BAB 11

Jalanan kota Sapporo lenggang akan orang lalu lalang. Hanya ada orang bersepeda dan berjalan kaki saat sore hari seperti saat ini. Ada yang berjalan dengan pasangan, teman, atau bahkan keluarga dan beberapa berjalan seorang diri seperti aku.

Aku melihat ponsel digenggamanku berharap ada satu panggilan dari Mas Ali di sana. Nyatanya tak ada kabar apapun dari Mas Ali. Sebenarnya apa yang terjadi? Kenapa Mas Ali seolah melupakan aku saat panggilan itu masuk? Mas Ali juga melupakan setiap kata yg ia katakan sebelumnya.

"Ya Allah, kenapa ini lebih menyakitkan.... Kenapa Mas Ali dapat secepat itu berubah?"

Air mata pun mengalir. Nyeri di hati sudah pasti nyata adanya. Istri mama tak sakit, tak cemburu, tak curiga bila suami yang ia cintai bahkan meninggalkannya di tempat dan ia pergi tak tahu kemana.

Aku menundukkan pandangan menatap jalan, air mata terus mengalir deras. "Maafin hamba Ya Allah, hamba kecewa pada suami hamba sendiri hanya karena hal kecil seperti ini." Gumamku dengan sangat pelan.

Kepalaku terasa sangat sakit, perutku kembali perih, sangat perih. Ini adalah perpaduan rasa sakit yang benar-benar sempurna. Sakit yang diberikan oleh Mas Ali, berpadu dengan sakit liver disorders yang aku idap.

Bumi seperti berputar degan hebatnya. Aku meringis sakit, kakiku tak lagi sanggup melangkah, hingga pandangan pun menjadi gelap dan tak sadarkan diri.

****

Bau-bauan obat menyerbak tajam ke dalam indera penciumanku. Belum membuka mata untuk memastikan saja aku sudah tahu dimana sekarang aku berada. Dimana lagi selain rumah sakit? Tapi, siapa yang membawaku ke sini?
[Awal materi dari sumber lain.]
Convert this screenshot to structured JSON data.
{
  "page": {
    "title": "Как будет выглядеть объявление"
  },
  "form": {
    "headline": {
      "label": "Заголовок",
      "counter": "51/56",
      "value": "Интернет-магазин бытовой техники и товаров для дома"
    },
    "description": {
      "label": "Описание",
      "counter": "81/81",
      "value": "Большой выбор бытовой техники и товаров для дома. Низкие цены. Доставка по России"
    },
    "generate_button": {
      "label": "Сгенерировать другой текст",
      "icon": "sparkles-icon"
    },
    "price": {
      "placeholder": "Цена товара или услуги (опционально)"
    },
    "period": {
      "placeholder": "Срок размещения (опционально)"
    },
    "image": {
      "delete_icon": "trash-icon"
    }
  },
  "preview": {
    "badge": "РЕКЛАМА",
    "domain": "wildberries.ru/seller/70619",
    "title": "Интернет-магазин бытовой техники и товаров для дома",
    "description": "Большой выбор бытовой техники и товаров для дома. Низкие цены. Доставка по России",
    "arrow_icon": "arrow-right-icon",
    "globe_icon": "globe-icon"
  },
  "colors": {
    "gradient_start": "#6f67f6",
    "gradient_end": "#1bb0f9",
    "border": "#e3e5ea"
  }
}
Perlahan netraku pun terbuka, menyesuaikan dengan cahaya yang kian masuk ke dalam retina.

Benar, ini rumah sakit. Tapi ini bukan rumah sakit yang biasa.

Ku lihat di sisi sebelah kiri, tak ada siapapun. Hingga suara pintu terbuka terdengar.

Ceklek!

Ku lirik dengan ekor mata. Lelaki berparas Jepang. Benar-benar Jepang. Apa dia yang menolongku?

"Sudah sadar sejak tadi?" Tanyanya menggunakan bahasa Jepang.

Aku menghela napas pelan. Netraku melihatnya yang kini berdiri di sisi samping kanan brankar. "Can you speak English?"

"Yes, I can."

"Better."

"Are you pregnant but you also have liver disease?" (Apakah Anda hamil tetapi Anda juga memiliki penyakit hati?)

Tanganku memijat dahi. Lelaki itu.... Siapa dia? Kenapa dia bisa tahu?

"Ah, yes. Introduce me beforehand Kenzo Ichiro. I found you on the middle of Sapporo street lying unconscious. So I brought you here." (Ah iya. Perkenalkan sebelumnya, saya Kenzo Ichiro. Saya menemukanmu di tengah jalan Sapporo terbaring tak sadarkan diri. Jadi say membawamu ke sini).

"Thanks, Ken. But, How long have I been unconscious?"

"Three hours, maybe more."

Aku menepuk dahi pelan. "I have to go. My husband must be waiting at the house." (Saya harus pergi. Suamiku pasti sudah menunggu di rumah).

"I'll help pull out the infusion needle." (Aku akan melepaskan infus itu).

"Thank you so much, Ken."

Kenzo mencabut jarum infus di tanganku dengan sangat sempurna. Dari caranya mencabut infus, aku menyimpulkan jika Kenzo seorang dokter.

Tadinya Kenzo memaksa ingin mengantarku pulang. Jelas saja aku menolak dengan halus. Di tolong oleh seorang pria saja aku sudah merasa berdosa sebab aku adalah seorang istri. Tak baik juga pulang ke rumah diantar oleh pria lain. Untungnya saja Naya menghubungiku dan dia pun sudah menyelesaikan pekerjaannya. Alhasil, aku pulang dengan Naya. Pilihan yang sangat bagus.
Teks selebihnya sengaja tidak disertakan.